Lower yields were seen to be offset by lower risk in the social and affordable rental sector, which some participants advised holds value for longer than market rate rental, thus appealing to institutional investors. However, there are geographical differences in investment appetite, with institutional investors more focused on Sydney and Melbourne where demand is consistently high.
Participants emphasised that private investment in affordable housing for low and very low-income earners will always require some government subsidy or capital contribution. The international evidence indicates that private involvement should be viewed as a way of extending, rather than replacing, public subsidy to house low-income earners and those with special needs.

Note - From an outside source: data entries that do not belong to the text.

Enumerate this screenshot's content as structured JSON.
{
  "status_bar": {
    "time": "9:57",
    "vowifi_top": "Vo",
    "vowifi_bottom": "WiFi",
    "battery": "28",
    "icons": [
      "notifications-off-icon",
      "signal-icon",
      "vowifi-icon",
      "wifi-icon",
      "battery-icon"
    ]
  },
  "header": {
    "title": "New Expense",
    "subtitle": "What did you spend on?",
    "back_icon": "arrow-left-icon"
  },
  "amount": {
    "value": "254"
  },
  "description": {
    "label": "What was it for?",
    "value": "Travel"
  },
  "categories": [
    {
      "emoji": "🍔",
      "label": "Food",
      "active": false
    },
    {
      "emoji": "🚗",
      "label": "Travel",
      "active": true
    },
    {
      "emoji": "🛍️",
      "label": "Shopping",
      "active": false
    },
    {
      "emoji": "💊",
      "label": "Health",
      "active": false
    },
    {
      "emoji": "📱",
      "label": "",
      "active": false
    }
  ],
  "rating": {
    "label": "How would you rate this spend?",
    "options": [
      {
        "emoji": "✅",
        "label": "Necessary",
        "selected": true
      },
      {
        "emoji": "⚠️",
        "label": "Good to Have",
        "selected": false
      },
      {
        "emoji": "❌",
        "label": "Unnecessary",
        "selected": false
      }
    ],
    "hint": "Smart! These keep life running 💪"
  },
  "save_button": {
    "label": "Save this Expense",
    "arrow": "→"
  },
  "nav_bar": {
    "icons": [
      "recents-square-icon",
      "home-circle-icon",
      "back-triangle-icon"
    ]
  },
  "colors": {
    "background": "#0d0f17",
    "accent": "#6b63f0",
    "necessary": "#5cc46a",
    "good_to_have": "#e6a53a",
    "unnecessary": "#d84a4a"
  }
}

A partial alternative to direct government subsidy is to reduce project costs, such as by providing access to government land or using inclusionary planning mechanisms.
Overall, this study highlighted that a range of established and emerging affordable housing product types can be supported through collaboration with private not-for-profit and for-profit partners. These depend on different combinations of government subsidy, policy settings, and regulation, and are suitable for delivery across a variety of different development contexts.
“This is a timely report, with the new Commonwealth Government already signalling its interest in new approaches to addressing Australia’s entrenched housing problems. National leadership and a cohesive, systemwide strategy for increasing investment in Australia’s social and affordable housing sector is long overdue,” observed report co-author, Professor Nicole Gurran from the Sydney School of Architecture, Design and Planning.
“Our study reveals practical measures that can be undertaken by all levels of government in partnership with the private sector to diversify and increase the supply of homes affordable to lower income Australians.”
However, research participants also identified barriers and risks that must be addressed if the private sector is to support a significant increase in social and affordable housing. Changes in government, changed and discontinued policies and programs and a lack of continuity across political and bureaucratic leadership undermine opportunities to expand social and affordable housing through private sector involvement. They emphasised that certainty is essential for investor confidence, across all regulatory and program settings. In addition, development challenges included lack of access to suitable sites; labour shortages; and long, complex government tendering and planning approval processes.
Participants also warned of risks to government, community or specialist housing organisations and residents arising from poorly designed processes. These risks included the ‘leaking’ of public assets and subsidies; inefficient and poor delivery of projects; tenant disruption; and the diversion of resources and opportunities from the community housing sector. While increased private involvement in social or affordable housing schemes can present a reputational risk to government, risks could be mitigated through strong due diligence and effective regulation and oversight by government.